I am still interested to hear back from the OP. I suspect that the main problem really is that they are not feeding enough hay.
The OP says that they have a number of horses of different sizes and needs, such that they are tailoring their menus to every different horse. That makes it surprising that all the horses are losing significant weight on this diet.
I would totally understand it if they said, for instance, “the pony and the Paint are thriving on this diet, but we have a young OTTB that really seems to need an extra boost.” In that case, the solution probably would be: get in a cool-cal or high-oil feed, or a bunch of vegetable oil, for the athlete.
But having (a) such a variety of horses that they can’t specify a typical menu and (b) having all the horses lose weight, suggests that they are not feeding enough hay.
BTW, feeding basic ingredients is significantly cheaper than feeding a manufactured feed where I live.
The price per pound in cents is: hay 21, oats 23.5, beet pulp 27, alfalfa cubes 28,5. And I buy an extruded feed, to use as treats for clicker trick training. The price is 44 cents a pound. That seems about typical; it is a “maintenance” feed I chose for the size of the kibbles.
I do blow my savings, though, by feeding a vitamin/mineral supplement that costs $45 a month.

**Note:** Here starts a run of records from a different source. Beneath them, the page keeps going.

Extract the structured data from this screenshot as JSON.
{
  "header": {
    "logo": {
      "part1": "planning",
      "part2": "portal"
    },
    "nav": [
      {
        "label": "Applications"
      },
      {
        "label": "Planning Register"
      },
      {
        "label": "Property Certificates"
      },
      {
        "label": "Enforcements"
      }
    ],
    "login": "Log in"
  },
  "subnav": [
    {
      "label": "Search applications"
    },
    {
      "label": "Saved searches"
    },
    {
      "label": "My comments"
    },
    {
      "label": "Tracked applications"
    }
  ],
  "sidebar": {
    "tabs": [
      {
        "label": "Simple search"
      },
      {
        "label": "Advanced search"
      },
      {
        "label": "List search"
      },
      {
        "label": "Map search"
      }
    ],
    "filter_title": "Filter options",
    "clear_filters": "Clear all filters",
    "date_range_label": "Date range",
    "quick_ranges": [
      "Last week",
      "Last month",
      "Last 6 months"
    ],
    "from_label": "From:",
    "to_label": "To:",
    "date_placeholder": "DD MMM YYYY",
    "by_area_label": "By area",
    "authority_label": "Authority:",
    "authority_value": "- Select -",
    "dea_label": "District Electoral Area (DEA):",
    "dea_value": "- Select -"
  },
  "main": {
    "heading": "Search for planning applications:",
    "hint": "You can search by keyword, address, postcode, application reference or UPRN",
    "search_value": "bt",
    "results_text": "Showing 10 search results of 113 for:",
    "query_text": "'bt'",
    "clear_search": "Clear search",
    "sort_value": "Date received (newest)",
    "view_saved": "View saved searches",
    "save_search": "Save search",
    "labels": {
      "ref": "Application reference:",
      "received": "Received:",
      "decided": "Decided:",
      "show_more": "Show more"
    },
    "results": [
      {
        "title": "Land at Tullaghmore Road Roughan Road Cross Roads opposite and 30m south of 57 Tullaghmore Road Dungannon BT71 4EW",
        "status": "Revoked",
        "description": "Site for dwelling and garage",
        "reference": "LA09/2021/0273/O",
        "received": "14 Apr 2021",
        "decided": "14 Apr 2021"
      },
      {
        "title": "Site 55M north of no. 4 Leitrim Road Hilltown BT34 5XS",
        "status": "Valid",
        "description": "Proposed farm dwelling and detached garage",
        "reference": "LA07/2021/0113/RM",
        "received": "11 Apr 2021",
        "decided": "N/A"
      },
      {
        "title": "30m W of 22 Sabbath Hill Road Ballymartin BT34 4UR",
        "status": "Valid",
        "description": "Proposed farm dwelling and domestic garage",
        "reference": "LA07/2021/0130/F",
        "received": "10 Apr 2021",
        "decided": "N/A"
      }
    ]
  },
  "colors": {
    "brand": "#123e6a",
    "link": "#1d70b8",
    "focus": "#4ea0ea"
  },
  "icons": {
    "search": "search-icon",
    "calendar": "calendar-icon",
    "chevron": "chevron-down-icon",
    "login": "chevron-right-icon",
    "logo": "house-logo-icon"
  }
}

None of the American brands under discussion here are sold where I live, though we have a full range of manufactured feeds from several local mills.
It was interesting to read in a previous thread that manufactured feeds in the USA could be cheaper than whole oats, and that whole oats were even hard to find in some places. I would imagine that the feed industry, like the human food industry, benefits from the huge volume of scale in US agriculture, and the subsidies for corn and soy that lower their costs. Also, it turns out that the ethanol fuel industry is a bit producer of distiller’s grain byproducts (who knew?) and so there would be more and more of this available.
When I was Googling around, much of the information and research on feeds focuses on cattle: how to get milk production up, and meat pounds on. But cattle have much shorter lives than horses do, and much lower standards for soundness. If you are going to butcher at two years, you aren’t worried about whether you will need to inject the hocks at 17.